Before construction began, Pani had engineers test the ground, and it was declared solid. For this reason, the concrete structures of the complex were never reinforced. The building survived a number of major, but less severe quakes than the one in 1985, and little was known about how earthquakes affect superstructures in the 1950s. However, one earthquake, in 1957, did damage several buildings and led to their condemnation.

The real destruction occurred during the 1985 Mexico City earthquake, thirty three years after the complex was finished. This earthquake severely damaged the Colonia Roma section of the city, leaving many buildings in ruins. Buildings A1, B2 and C3 of the Multifamiliar Juárez complex partially collapsed, and a number of residents died.

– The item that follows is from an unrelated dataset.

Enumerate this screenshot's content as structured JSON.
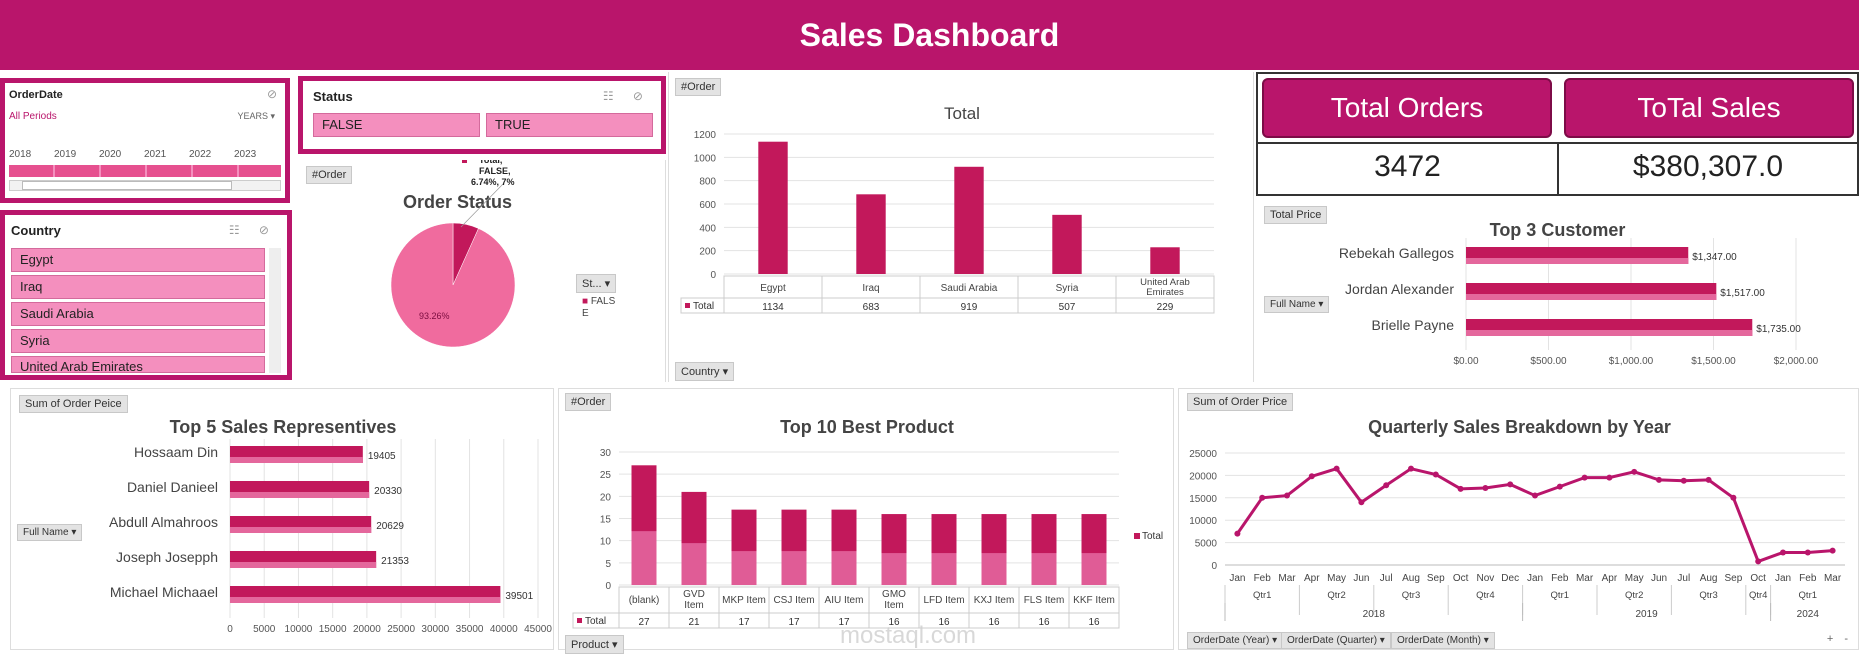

Many of the buildings could have been saved, but it proved uneconomical to do so. Pensiones Civiles erred when they created the rental contracts with tenants by neglecting to add a clause allowing them to raise rents. By 1985, there were tenants paying as little as 200 pesos a month for rent. (US$25 in 1950, $.10USD in 1985). For this reason, maintenance of the buildings and grounds suffered until it became impossible. The government decided that this was the time to condemn nearly all of the buildings, with only several still remaining. The earthquake essentially made the complex disappear.

The destruction of the buildings destroyed nearly all of the mural work. Evidence of these remain in photographs and the preliminary sketches, which Mérida donated to UNAM. One student of Mérida's Alfonso Soto Soria, used some of the original designed to create a monument to the work done at the Juárez complex. This can be found at an apartment complex called Fuentes Brotantes.

Like other planned urban communities of the mid 20th century, what remains of the Conjunto Urbano Benito Juárez has continued to deteriorate. There are problems with lack of parking, crowded streets, abandoned units and crime. Much of the land on which the destroyed structures were built has not been redeveloped.